Secondary dysmenorrhea is pain caused by an underlying condition like endometriosis, fibroids, or adenomyosis. It behaves differently. The pain may have started later in life after years of relatively easy periods, may last well beyond the first two or three days of bleeding, or may show up between periods entirely. Pain during sex, unusually heavy bleeding, painful bowel movements timed to your cycle, and blood in your urine around your period are all signals that something beyond normal cramping is going on.

The numbers here are striking: among adolescents whose period pain doesn’t respond to standard treatment, up to 75% turn out to have endometriosis. NSAIDs work well for ordinary cramps, but a 2017 review found insufficient evidence that they significantly reduce endometriosis-related pain. If ibuprofen barely takes the edge off, that’s useful diagnostic information, not a sign you need a higher dose.

How Many People Are Affected

Dysmenorrhea is one of the most common medical complaints on the planet. Depending on the population studied, anywhere from 16% to 91% of people with periods report some degree of menstrual pain.

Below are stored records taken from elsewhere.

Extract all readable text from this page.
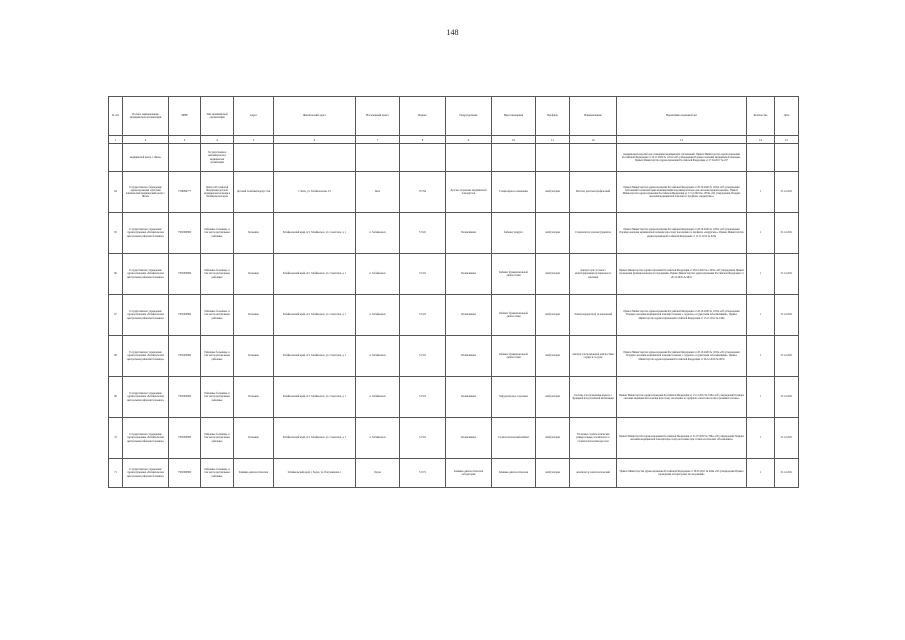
148
№ п/п	Полное наименование медицинской организации	ИНН	Тип медицинской организации	Адрес	Фактический адрес	Населенный пункт	Индекс	Подразделение	Вид помещения	Профиль	Наименование	Нормативно-правовой акт	Количество	Дата
1	2	3	4	5	6	7	8	9	10	11	12	13	14	15
	медицинской центр г. Читы»		Государственное некоммерческое медицинская организация									медицинских изделий для оснащения медицинских организаций. Приказ Министерства здравоохранения Российской Федерации от 10.11.2020 № 1221н «Об утверждении Порядка оказания медицинской помощи». Приказ Министерства здравоохранения Российской Федерации от 27.04.2017 № 227		
64	Государственное учреждение здравоохранения «Детский клинический медицинский центр г. Читы»	7536099777	Центр в Российской Федерации детской медицинской помощи в Забайкальском крае	Детский лечебный корпус №4	г. Чита, ул. Забайкальская, 23	Чита	76 764	Детское отделение медицинской помощи №4	Стационарное помещение	Амбулатория	Рентген, рентгенографический	Приказ Министерства здравоохранения Российской Федерации от 28.10.2020 № 1165н «Об утверждении требований к комплектации медицинскими изделиями аптечек для оказания первой помощи». Приказ Министерства здравоохранения Российской Федерации от 17.12.2019 № 1053н «Об утверждении Порядка оказания медицинской помощи по профилю «педиатрия»»	1	31.12.2021
65	Государственное учреждение здравоохранения «Забайкальская центральная районная больница»	7505000890	Районные больницы, в том числе центральные районные	Больница	Забайкальский край, пгт. Забайкальск, ул. Советская, д. 1	п. Забайкальск	74 321	Поликлиника	Кабинет хирурга	Амбулатория	Стерилизатор для инструментов	Приказ Министерства здравоохранения Российской Федерации от 28.10.2020 № 1165н «Об утверждении Порядка оказания медицинской помощи взрослому населению по профилю «хирургия»». Приказ Министерства здравоохранения Российской Федерации от 15.11.2012 № 922н	1	31.12.2021
66	Государственное учреждение здравоохранения «Забайкальская центральная районная больница»	7505000890	Районные больницы, в том числе центральные районные	Больница	Забайкальский край, пгт. Забайкальск, ул. Советская, д. 1	п. Забайкальск	74 321	Поликлиника	Кабинет функциональной диагностики	Амбулатория	Аппарат для суточного мониторирования артериального давления	Приказ Министерства здравоохранения Российской Федерации от 28.10.2020 № 1165н «Об утверждении Правил проведения функциональных исследований». Приказ Министерства здравоохранения Российской Федерации от 26.12.2016 № 997н	1	31.12.2021
67	Государственное учреждение здравоохранения «Забайкальская центральная районная больница»	7505000890	Районные больницы, в том числе центральные районные	Больница	Забайкальский край, пгт. Забайкальск, ул. Советская, д. 1	п. Забайкальск	74 321	Поликлиника	Кабинет функциональной диагностики	Амбулатория	Электрокардиограф 12-канальный	Приказ Министерства здравоохранения Российской Федерации от 28.10.2020 № 1165н «Об утверждении Порядка оказания медицинской помощи больным с сердечно-сосудистыми заболеваниями». Приказ Министерства здравоохранения Российской Федерации от 15.11.2012 № 918н	1	31.12.2021
68	Государственное учреждение здравоохранения «Забайкальская центральная районная больница»	7505000890	Районные больницы, в том числе центральные районные	Больница	Забайкальский край, пгт. Забайкальск, ул. Советская, д. 1	п. Забайкальск	74 321	Поликлиника	Кабинет функциональной диагностики	Амбулатория	Аппарат ультразвуковой диагностики сердца и сосудов	Приказ Министерства здравоохранения Российской Федерации от 28.10.2020 № 1165н «Об утверждении Порядка оказания медицинской помощи больным с сердечно-сосудистыми заболеваниями». Приказ Министерства здравоохранения Российской Федерации от 26.12.2016 № 997н	1	31.12.2021
69	Государственное учреждение здравоохранения «Забайкальская центральная районная больница»	7505000890	Районные больницы, в том числе центральные районные	Больница	Забайкальский край, пгт. Забайкальск, ул. Советская, д. 1	п. Забайкальск	74 321	Поликлиника	Хирургическое отделение	Амбулатория	Система для проведения наркоза с функцией искусственной вентиляции	Приказ Министерства здравоохранения Российской Федерации от 15.11.2012 № 919н «Об утверждении Порядка оказания медицинской помощи взрослому населению по профилю «анестезиология и реаниматология»»	1	31.12.2021
70	Государственное учреждение здравоохранения «Забайкальская центральная районная больница»	7505000890	Районные больницы, в том числе центральные районные	Больница	Забайкальский край, пгт. Забайкальск, ул. Советская, д. 1	п. Забайкальск	74 321	Поликлиника	Стоматологический кабинет	Амбулатория	Установка стоматологическая универсальная, в комплекте со стоматологическим креслом	Приказ Министерства здравоохранения Российской Федерации от 31.07.2020 № 786н «Об утверждении Порядка оказания медицинской помощи взрослому населению при стоматологических заболеваниях»	1	31.12.2021
71	Государственное учреждение здравоохранения «Забайкальская центральная районная больница»	7505000890	Районные больницы, в том числе центральные районные	Клинико-диагностическая	Забайкальский край, г. Борзя, ул. Пограничная, 1	Борзя	74 371	Клинико-диагностическая лаборатория	Клинико-диагностическая	Амбулатория	Анализатор гематологический	Приказ Министерства здравоохранения Российской Федерации от 18.05.2021 № 464н «Об утверждении Правил проведения лабораторных исследований»	1	31.12.2021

Severe pain that limits daily activities affects roughly 7% to 15% of adults, though in younger populations (under 26) that number jumps to around 41%. Between 5% and 20% of people experience pain intense enough to keep them home from work or school.

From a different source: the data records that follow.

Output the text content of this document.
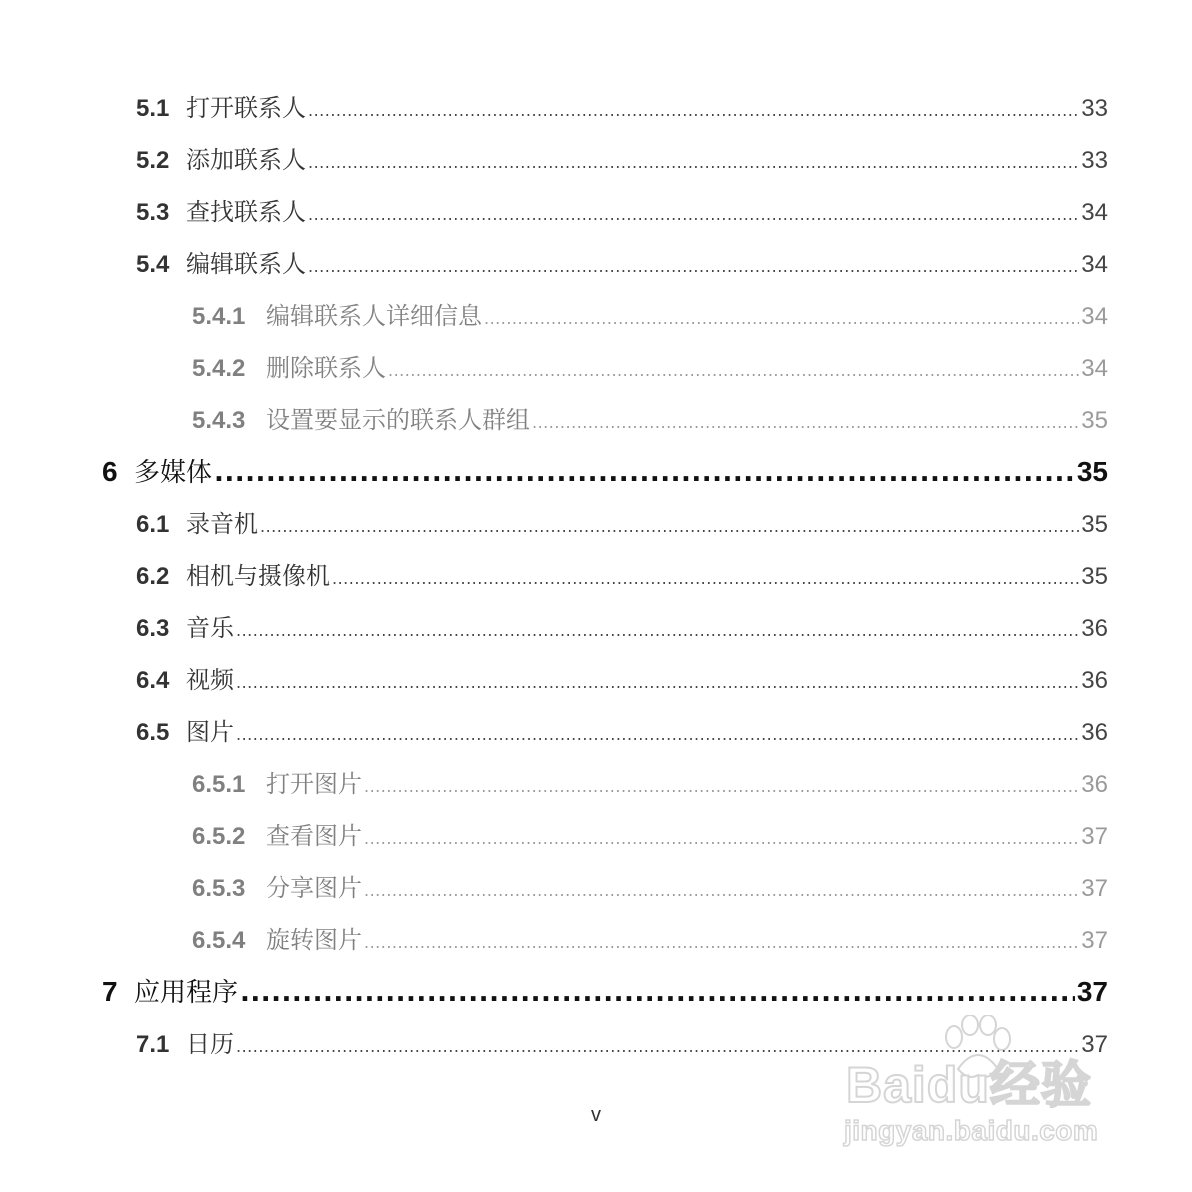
5.1 打开联系人 .....	33
5.2 添加联系人 .....	33
5.3 查找联系人 .....	34
5.4 编辑联系人 .....	34
5.4.1 编辑联系人详细信息 .....	34
5.4.2 删除联系人 .....	34
5.4.3 设置要显示的联系人群组 .....	35
6 多媒体 .....	35
6.1 录音机 .....	35
6.2 相机与摄像机 .....	35
6.3 音乐 .....	36
6.4 视频 .....	36
6.5 图片 .....	36
6.5.1 打开图片 .....	36
6.5.2 查看图片 .....	37
6.5.3 分享图片 .....	37
6.5.4 旋转图片 .....	37
7 应用程序 .....	37
7.1 日历 .....	37
v
Baidu经验
jingyan.baidu.com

Despite those numbers, period pain has historically been undertreated and under-researched. Professor John Guillebaud at University College London’s Institute for Women’s Health has pointed out that cramps can reach the pain intensity of a heart attack, yet the condition rarely receives the same urgency in clinical settings.

What Helps With the Pain

Anti-inflammatory pain relievers like ibuprofen and naproxen work by blocking prostaglandin production, which directly targets the source of the cramping rather than just masking it. They’re most effective when you start taking them one to two days before your period begins and continue through the first two to three days of bleeding. Waiting until the pain is already severe means prostaglandins have had time to build up, and the medication has to work harder to catch up.

Heat applied to the lower abdomen has been shown in multiple studies to rival the effectiveness of ibuprofen for mild to moderate cramps. A heating pad, warm bath, or adhesive heat wrap can relax the uterine muscle and improve blood flow. Exercise also helps for many people, though it’s understandably hard to motivate yourself to move when you’re in significant pain.

Hormonal birth control (the pill, hormonal IUDs, patches, or implants) reduces cramps for many people by thinning the uterine lining and lowering prostaglandin production. For some, periods become lighter and nearly painless. This is often the next step when over-the-counter options aren’t enough.

Signs Your Pain Needs Medical Attention

There’s a difference between “this is unpleasant” and “something is wrong.” Your cramps warrant a closer look if they last longer than two to three days, don’t improve with ibuprofen or naproxen, interfere with your ability to go to work or school, or have gotten noticeably worse over time. Pelvic pain that shows up when you’re not on your period is another red flag, and could point to a gynecological or non-gynecological condition that needs evaluation.

A physical exam and, if needed, an ultrasound can rule out conditions like endometriosis, fibroids, or pelvic inflammatory disease. The earlier these are identified, the more treatment options are available, and the less likely the pain is to progress through the nervous system changes that make it harder to manage over time.